HEK293 cells (3.75 × 10⁵) were plated per well of a 6-well plate and incubated for 48 h. To determine if MAPT RD-GFP expression or aggregation contributed to toxicity, non-transduced HEK293 cells were used as a control. The following day, cells were gently pipetted to obtain a uniform cell suspension containing both adherent and floating cells. In brief, the cells were centrifuged at 1500 × g for 5 min, washed with DPBS, then resuspended in ANXA5 binding buffer containing 0.25 µg/mL ANXA5-Alexa Fluor 647 and 1 µg/mL DAPI, and incubated in the dark for 15 min at room temperature. Additional binding buffer was added to each sample prior to analysis by flow cytometry with a FACS Fortessa (BD Bioscience). A live-dead cell cocktail was used for staining/gating controls. For each condition >20,000 events were analyzed.

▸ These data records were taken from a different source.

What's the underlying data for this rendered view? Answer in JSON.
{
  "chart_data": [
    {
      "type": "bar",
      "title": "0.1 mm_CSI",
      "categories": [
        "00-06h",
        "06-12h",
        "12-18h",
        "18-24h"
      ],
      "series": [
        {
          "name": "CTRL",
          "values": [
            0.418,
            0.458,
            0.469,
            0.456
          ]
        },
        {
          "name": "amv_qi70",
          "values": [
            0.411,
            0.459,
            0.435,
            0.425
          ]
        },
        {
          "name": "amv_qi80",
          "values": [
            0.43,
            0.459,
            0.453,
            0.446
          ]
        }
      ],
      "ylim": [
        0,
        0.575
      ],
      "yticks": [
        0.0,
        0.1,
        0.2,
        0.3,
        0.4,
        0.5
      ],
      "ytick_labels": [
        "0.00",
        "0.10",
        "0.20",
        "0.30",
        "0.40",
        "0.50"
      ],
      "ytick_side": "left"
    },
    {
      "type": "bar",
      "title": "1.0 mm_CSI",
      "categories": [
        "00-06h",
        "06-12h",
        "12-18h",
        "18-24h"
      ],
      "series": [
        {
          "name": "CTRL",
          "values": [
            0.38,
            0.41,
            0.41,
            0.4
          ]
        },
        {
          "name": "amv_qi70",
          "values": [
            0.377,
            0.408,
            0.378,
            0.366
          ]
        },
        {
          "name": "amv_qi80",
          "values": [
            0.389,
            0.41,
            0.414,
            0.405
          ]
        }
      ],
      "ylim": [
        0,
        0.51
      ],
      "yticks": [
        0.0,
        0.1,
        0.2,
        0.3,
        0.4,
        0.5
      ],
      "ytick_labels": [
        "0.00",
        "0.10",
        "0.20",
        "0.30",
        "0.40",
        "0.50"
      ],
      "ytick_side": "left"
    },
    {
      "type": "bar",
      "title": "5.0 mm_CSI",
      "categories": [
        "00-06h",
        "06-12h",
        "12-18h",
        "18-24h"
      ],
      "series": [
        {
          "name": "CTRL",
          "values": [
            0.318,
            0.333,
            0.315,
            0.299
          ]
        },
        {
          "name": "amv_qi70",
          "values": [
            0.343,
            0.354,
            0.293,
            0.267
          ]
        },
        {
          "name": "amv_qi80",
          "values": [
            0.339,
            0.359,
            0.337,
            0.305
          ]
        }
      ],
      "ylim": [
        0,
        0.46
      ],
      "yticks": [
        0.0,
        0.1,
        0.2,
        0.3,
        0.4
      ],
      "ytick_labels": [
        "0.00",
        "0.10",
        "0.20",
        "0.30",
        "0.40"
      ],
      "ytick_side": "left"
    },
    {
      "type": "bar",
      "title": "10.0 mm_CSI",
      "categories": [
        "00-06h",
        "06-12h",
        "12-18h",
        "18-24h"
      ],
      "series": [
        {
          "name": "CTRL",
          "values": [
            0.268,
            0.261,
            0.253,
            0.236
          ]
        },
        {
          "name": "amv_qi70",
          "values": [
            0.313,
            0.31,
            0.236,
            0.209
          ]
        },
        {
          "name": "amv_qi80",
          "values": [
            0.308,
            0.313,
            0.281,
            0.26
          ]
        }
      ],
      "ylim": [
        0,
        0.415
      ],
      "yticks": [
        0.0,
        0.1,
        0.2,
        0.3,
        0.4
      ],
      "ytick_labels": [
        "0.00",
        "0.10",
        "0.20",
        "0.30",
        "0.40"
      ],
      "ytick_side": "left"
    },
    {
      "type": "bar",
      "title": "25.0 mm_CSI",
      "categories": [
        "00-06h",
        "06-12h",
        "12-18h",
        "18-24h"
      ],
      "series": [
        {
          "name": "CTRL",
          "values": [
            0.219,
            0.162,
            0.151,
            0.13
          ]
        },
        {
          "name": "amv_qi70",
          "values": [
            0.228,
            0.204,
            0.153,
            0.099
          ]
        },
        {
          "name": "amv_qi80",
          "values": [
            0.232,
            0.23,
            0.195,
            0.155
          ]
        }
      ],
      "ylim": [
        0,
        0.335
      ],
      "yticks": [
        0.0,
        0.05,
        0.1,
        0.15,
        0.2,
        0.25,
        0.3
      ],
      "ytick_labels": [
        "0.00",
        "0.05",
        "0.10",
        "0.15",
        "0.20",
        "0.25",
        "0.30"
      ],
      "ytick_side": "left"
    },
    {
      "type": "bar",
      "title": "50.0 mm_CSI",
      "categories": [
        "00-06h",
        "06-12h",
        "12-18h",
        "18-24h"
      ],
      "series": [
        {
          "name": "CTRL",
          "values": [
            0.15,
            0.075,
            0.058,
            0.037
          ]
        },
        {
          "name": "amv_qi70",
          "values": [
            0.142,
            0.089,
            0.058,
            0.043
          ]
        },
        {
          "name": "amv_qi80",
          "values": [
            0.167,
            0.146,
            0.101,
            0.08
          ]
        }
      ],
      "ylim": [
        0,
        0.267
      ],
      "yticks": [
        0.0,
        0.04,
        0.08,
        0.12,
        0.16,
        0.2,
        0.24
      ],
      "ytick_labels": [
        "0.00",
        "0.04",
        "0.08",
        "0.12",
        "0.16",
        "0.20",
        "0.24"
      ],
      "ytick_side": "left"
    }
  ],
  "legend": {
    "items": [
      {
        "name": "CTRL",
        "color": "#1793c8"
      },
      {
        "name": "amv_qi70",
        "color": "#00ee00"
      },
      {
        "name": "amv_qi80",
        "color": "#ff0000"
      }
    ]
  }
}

Live cell RFP:GFP ratiometric analysis

HeLa cells stably expressing RFP-GFP-LC3B were exposed to siRNAs for seven-days (see siRNA transfection). Cells were processed and RFP, GFP and RFP:GFP florescence quantified in live cells by flow cytometry as previously reported [41]. Data were analyzed using Flow Jo software.

Statistical Analysis

The statistical analyses performed are explicitly stated in the figure legend. Gaussian (normal) distribution was verified with a Shapiro-Wilk test. Parametric analyses were used for normally distributed data; non-parametric analyses were used for non-normally distributed data. All statistical analyses were performed using Prism 8 software. Values report the mean ± SEM or observation frequency. Statistical significance was attributed for p < 0.05. Graphs were annotated with asterisk (*) to denote p-values as follows: *p < 0.05, **p < 0.01, ***p < 0.001 and ****p < 0.0001.

Abbreviations

ACTB: actin beta; ATG5: autophagy related 5; ANXA5/annexin V: annexin A5; CTSD: cathepsin D; CQ: chloroquine; EEA1: early endosome antigen 1; FL: full length; GFP: green florescent protein; HsESC: human embryonic stem cell; IGF2R/CI-MPR: insulin like growth factor 2 receptor; LAMP2: lysosomal associated membrane protein 2; MAP1LC3B/LC3B: microtubule associated protein 1 light chain 3 beta; MAP2: microtubule associated protein 2; MAPT/tau: microtubule associated protein tau; MTOR: mechanistic target of rapamycin kinase; PAGE: polyacrylamide gel electrophoresis; RD: repeat domain; RFP: red fluorescent protein; SDD-AGE: semi-denaturing detergent agarose gel electrophoresis; SDS: sodium dodecyl sulfate; shRNA: short hairpin RNA; siRNA: short interfering RNA; SQSTM1/p62: sequestosome 1; UBC: ubiquitin C; VPS35: VPS35 retromer complex component.

Acknowledgments

We thank all lab members for insightful discussions and technical advice. We thank Rohan D. Teasdale (University of Queensland) for sharing knock-out cells and editing the manuscript, Jürgen Götz (University of Queensland) for providing the mouse brain lysates, Juan Carlos Polanco (University of Queensland) for technical advice, Kathryn Hattersley, Julien Bensalem and Celia Fourrier (South Australian Health & Medical Research Institute) for technical advice and editing the manuscript, Ruth Williams (Adelaide Microscopy) for electron microscopy, Makoto Kamei (South Australian Health & Medical Research Institute and Centre for Cancer Biology) for technical confocal microscopy advice. This investigation was supported by Lysosomal Health in Ageing at the South Australian Health & Medical Research Institute. J.M.C was supported by a Research Training Stipend and a Commonwealth Scholarship from the Australian Government, and Research Degree Excellence Grant from the University of South Australia, D.D was supported by a National Health & Medical Research Council project grant (1124490), S.K is a National Health & Medical Research Council Senior Principal Research Fellow (1103006).

Supplementary material

Supplemental data for this article can be accessed here.

Disclosure statement

We declare no conflicts of interest.